Er staan twee lezingen op stapel. Als voorbereiding op Blühms lezing bezoek ik nog snel het Groninger Museum. Prachtig gebouw. Prachtige collectie. Prachtige exposities. Maar wel een geslachtsdeelloze ijsbeer op het bordes. Na de Ploegzaal vraag ik aan drie medewerkers waar het werk van de huidige Ploegleden hangt. Ze weten het niet. Nog even gekeken achter de
schermen, maar ook daar niets. Niet alleen ontbreekt nieuw Ploegwerk, ook een verwijzing naar de club ontbreekt. Ik fantaseer over een vergelijking. Iemand schrijft een boek over het in 1900 opgerichte Ajax. Maar omdat de kwaliteit de laatste halve eeuw in de ogen van de auteur (een voetbalprofessor nog wel) ondermaats is, wordt de laatste 62 jaar van de club botweg overgeslagen.
De Nieuwe kerk. Brokken (1949), een statige, statische man met nog een vouw in de pantalon, vertelt over zijn nieuwe boek ‘De Ontdekking van Holland’. Hij lijkt vastgeplakt aan het katheder. Blühm (1959) (door de inleiders Bloem genoemd) doet alsof hij een college geeft. Via een headset spreekt hij van links naar rechts wandelend, het publiek, kwinkslagen uitdelend, toe. Over de volgorde van beide sprekers is nagedacht. Bij Brokken volstaat luisteren; bij Blühm, gevat en geestig, die uiterst interessante vragen stelt, moet je ook nog wat nadenken.

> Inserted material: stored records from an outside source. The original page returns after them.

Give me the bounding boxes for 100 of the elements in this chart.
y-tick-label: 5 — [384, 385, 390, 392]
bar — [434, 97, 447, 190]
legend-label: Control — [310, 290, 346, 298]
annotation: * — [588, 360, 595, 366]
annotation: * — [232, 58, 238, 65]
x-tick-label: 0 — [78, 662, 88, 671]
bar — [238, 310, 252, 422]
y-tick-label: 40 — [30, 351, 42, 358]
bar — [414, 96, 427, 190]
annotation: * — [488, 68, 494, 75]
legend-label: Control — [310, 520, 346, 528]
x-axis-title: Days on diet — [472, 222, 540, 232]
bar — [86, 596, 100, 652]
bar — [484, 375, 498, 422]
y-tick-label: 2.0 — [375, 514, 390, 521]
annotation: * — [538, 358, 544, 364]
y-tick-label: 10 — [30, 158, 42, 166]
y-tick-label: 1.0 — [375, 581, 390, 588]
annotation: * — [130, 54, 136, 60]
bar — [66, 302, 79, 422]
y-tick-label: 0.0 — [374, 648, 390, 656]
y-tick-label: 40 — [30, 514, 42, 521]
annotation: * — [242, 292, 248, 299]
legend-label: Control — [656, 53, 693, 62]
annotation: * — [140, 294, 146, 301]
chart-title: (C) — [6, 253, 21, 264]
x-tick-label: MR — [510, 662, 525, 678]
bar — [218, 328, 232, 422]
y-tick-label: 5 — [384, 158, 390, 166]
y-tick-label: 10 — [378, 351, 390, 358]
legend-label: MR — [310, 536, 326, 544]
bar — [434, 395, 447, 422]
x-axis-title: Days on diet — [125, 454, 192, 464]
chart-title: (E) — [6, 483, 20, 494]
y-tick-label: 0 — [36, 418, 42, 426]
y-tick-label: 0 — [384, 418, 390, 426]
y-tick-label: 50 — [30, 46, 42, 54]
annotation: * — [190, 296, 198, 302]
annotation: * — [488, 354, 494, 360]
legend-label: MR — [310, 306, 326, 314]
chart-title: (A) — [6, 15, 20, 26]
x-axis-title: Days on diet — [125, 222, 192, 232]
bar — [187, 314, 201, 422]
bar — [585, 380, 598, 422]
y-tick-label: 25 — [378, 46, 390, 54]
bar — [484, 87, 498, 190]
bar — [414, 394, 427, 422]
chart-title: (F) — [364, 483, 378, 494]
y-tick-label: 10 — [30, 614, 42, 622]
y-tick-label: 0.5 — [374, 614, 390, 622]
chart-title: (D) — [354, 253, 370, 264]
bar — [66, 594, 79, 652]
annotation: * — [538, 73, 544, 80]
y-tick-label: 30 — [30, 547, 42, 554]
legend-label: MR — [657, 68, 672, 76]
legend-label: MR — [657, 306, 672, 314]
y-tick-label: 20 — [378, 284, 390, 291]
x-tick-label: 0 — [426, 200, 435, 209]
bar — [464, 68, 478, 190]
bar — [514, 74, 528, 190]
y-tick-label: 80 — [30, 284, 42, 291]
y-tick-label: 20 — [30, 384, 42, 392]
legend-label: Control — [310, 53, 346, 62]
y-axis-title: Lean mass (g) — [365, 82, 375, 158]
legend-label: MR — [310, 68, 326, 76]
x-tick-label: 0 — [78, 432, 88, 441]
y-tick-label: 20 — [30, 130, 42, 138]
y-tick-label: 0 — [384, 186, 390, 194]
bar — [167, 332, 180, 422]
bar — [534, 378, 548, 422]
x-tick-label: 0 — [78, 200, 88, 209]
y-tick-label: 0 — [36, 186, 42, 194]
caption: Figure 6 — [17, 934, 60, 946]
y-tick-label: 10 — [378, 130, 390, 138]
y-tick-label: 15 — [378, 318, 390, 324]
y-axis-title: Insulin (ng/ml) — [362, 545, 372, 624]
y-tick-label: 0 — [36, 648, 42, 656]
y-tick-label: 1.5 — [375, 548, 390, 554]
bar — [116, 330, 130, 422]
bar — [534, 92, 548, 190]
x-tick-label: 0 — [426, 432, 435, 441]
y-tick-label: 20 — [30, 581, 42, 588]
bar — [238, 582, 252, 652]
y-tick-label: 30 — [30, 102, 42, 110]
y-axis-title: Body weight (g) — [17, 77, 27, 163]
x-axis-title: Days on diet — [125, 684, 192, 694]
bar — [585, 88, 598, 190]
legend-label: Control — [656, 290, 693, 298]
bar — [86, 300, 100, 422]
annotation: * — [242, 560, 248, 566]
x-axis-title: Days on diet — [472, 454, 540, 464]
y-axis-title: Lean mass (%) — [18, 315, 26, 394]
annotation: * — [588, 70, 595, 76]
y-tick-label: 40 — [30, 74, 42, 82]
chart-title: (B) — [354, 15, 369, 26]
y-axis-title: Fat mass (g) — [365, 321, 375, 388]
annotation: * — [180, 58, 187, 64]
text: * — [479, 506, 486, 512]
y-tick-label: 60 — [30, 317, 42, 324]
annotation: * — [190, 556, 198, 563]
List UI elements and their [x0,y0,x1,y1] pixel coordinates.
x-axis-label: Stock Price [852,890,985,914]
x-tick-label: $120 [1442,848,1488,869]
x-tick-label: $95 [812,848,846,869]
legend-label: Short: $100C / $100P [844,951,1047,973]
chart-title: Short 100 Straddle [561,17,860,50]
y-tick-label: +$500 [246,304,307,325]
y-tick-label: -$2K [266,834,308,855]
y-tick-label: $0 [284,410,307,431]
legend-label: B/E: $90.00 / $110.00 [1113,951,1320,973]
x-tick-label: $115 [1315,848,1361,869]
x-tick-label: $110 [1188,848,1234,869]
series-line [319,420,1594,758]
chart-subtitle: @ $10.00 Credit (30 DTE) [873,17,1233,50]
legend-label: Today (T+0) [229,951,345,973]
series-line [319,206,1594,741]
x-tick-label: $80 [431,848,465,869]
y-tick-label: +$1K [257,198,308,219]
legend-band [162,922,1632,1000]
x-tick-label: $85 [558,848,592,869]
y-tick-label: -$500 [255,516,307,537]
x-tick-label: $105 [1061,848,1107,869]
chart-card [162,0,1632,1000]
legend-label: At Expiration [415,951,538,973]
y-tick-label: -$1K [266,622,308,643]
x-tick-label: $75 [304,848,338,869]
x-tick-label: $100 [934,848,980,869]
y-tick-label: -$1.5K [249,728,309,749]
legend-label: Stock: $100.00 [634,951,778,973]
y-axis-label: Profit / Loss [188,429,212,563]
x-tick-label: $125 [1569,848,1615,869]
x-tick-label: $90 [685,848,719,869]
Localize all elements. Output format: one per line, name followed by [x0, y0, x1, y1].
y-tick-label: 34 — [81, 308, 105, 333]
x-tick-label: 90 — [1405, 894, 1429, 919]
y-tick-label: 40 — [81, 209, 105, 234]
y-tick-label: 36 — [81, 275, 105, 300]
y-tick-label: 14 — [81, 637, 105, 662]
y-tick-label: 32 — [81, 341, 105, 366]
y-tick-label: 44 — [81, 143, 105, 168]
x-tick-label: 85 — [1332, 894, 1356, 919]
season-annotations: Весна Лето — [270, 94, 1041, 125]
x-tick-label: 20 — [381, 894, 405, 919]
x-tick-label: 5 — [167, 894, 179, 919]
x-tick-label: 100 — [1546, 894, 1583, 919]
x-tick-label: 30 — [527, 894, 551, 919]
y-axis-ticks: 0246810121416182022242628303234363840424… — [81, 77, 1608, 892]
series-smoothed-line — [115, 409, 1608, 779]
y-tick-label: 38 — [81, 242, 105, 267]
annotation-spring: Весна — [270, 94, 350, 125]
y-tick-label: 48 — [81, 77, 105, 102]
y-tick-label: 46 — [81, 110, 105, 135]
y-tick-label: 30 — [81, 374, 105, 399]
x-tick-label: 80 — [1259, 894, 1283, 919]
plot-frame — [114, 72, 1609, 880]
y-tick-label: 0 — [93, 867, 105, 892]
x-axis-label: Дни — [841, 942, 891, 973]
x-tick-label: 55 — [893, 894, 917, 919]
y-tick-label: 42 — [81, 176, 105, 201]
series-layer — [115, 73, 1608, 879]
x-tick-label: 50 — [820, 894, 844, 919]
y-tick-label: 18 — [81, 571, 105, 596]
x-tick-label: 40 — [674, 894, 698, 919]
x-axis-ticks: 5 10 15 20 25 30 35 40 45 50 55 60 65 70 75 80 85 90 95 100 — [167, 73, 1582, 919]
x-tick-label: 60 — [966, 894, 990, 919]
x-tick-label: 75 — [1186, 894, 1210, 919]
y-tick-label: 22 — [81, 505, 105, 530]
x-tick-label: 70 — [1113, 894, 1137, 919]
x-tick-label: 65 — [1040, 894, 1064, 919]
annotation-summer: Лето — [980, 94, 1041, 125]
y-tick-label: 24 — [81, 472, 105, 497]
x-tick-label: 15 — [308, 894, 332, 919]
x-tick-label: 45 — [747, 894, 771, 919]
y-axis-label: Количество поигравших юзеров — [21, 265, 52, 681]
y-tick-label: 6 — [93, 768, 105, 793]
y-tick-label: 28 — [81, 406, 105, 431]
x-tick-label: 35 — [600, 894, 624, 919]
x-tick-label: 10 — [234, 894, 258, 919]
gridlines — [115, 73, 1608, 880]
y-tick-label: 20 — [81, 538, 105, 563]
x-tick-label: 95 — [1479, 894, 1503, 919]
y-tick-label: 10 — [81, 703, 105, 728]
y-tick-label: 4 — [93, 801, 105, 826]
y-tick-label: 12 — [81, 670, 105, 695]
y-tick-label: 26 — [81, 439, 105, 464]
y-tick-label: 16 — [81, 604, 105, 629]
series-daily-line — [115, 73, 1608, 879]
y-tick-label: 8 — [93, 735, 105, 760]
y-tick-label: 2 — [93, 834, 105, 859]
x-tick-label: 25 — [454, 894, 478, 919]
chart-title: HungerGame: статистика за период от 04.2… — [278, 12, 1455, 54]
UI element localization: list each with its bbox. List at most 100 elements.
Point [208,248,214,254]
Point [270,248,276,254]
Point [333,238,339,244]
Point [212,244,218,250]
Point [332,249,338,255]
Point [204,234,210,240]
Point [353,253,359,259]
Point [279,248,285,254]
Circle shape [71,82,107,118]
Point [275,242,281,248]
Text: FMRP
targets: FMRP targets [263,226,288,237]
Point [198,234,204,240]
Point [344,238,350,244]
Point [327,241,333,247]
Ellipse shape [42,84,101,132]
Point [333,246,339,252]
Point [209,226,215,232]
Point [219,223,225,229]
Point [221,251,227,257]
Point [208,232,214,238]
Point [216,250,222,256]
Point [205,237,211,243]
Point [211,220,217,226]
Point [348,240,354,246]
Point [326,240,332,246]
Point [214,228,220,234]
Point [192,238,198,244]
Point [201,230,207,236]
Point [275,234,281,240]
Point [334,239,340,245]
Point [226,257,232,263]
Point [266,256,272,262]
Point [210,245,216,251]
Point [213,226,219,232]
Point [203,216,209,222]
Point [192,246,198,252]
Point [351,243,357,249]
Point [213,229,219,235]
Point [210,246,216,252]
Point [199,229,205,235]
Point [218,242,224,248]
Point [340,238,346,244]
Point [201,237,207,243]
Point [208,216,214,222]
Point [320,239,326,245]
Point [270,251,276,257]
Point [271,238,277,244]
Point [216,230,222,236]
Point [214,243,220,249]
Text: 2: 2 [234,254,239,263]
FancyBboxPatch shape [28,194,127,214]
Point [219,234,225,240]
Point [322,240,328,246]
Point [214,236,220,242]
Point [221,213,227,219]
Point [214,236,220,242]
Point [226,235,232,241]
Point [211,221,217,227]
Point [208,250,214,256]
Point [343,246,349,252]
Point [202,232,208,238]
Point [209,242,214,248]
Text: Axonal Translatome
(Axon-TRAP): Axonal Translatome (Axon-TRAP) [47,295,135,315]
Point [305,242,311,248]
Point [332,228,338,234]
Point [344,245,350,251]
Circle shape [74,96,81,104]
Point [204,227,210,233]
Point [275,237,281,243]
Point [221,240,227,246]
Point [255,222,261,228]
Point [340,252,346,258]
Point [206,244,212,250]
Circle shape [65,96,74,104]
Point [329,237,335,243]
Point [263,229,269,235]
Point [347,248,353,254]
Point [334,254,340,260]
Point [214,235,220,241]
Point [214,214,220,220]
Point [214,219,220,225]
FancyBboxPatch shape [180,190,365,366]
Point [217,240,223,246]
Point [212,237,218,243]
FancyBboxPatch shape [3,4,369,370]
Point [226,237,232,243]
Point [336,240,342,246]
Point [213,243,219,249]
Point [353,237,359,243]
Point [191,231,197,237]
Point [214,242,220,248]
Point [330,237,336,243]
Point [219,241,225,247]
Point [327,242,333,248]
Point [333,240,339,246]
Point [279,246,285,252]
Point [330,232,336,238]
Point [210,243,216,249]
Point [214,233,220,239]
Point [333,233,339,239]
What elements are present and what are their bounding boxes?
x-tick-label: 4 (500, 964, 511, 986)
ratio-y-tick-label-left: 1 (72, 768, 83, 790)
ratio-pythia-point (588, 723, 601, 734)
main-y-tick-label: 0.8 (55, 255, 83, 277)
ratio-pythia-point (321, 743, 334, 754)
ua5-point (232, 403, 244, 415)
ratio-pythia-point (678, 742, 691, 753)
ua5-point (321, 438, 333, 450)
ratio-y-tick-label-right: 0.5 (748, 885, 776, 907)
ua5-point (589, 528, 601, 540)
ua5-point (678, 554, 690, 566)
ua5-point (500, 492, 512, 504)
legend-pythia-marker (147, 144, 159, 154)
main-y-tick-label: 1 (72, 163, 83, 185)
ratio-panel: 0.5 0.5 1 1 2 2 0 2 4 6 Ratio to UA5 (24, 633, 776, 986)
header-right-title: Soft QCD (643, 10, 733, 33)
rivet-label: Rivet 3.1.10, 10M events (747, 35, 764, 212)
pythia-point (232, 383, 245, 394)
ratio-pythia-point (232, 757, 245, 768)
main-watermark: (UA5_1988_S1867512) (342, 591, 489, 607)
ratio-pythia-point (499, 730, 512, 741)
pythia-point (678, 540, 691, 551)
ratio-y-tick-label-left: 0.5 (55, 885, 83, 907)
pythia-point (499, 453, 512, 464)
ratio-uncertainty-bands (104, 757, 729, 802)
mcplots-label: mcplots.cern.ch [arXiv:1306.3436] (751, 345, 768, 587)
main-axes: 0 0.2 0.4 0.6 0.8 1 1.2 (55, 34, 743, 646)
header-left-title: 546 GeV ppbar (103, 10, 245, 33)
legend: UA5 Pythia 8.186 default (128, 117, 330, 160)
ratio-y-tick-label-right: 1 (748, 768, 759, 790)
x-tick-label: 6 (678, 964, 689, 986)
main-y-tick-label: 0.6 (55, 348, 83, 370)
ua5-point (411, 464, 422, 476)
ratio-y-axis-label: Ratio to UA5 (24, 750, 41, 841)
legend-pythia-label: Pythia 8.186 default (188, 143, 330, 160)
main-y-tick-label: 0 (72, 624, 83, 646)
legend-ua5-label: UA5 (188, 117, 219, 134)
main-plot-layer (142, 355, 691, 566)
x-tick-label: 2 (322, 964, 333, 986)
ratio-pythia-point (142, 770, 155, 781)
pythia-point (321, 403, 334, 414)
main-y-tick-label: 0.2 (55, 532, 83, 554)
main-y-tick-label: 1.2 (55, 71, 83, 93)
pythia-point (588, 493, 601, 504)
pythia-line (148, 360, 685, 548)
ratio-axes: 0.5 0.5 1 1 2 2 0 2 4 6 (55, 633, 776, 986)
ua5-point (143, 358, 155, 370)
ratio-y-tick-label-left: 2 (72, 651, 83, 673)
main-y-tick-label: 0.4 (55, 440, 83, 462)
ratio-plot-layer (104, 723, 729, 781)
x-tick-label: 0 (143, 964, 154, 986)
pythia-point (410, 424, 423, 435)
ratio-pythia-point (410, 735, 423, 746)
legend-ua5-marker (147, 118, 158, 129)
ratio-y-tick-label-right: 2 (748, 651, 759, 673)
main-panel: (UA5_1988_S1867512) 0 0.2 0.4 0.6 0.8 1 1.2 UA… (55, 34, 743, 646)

Brokken verhaalt van de meer dan 1.600 kunstenaars die ooit Volendam aandeden. Hij spreekt met trots over het grote aantal. Brokken verheerlijkt de door de kunstenaars aanbeden elementen licht, zee, landschap, zeilen, haven en vissers. Vooral het befaamde licht zou, aldus Brokken, de kunstenaars inspireren. Critici van deze opvatting, zoals Midas Dekkers, die de lichtfascinatie wat relativeert, worden met een schamper lachje aangehaald.
Blühm is een echte, door Narcissus geraakte, docent. Hij weet het publiek te prikkelen. Plaatjes van omgekeerde – don’t try this at home – schilderijen, en die dan vergelijken met andere omgedraaide werken, bieden interessante, onvermoede, misschien vergezochte inzichten. Verwachtte de gemiddelde bezoeker een verhaal over de landschappen van de Ploeg te krijgen, Blühm betoont zich een wereldburger en trakteert de goegemeente op een landschapsreis door de wereld, nou ja, Europa en de VS, om daarna godzijdank wel in Groningen terug te keren. We zien een interessant landschap van Alida Pott, één van de weinige vrouwen in de Ploeggelederen, aldus Blühm. Een van de weinige? Nou ja, als je gemakshalve voorbij gaat aan de laatste halve eeuw Ploegers met de (landschappen schilderende) vrouwen Benniks, De Groot, Velthoen, Alkema, Cornelius, Van der Wal, Van der Woude, Buigel Boering, Klaveringa (en meer) wel natuurlijk. Blühm slaat gemakshalve de Ploeg na 1975 over.
Terwijl mijn billen, pisbuis en prostaat de harde kerkbanken vervloeken overweeg ik wat de Volendamse gemeenschap had gezegd als Brokken de helft van de 1600 kunstenaars had verzwegen, ontkend, genegeerd, gedeletet, zoals Blühm met de helft van de Ploeg doet.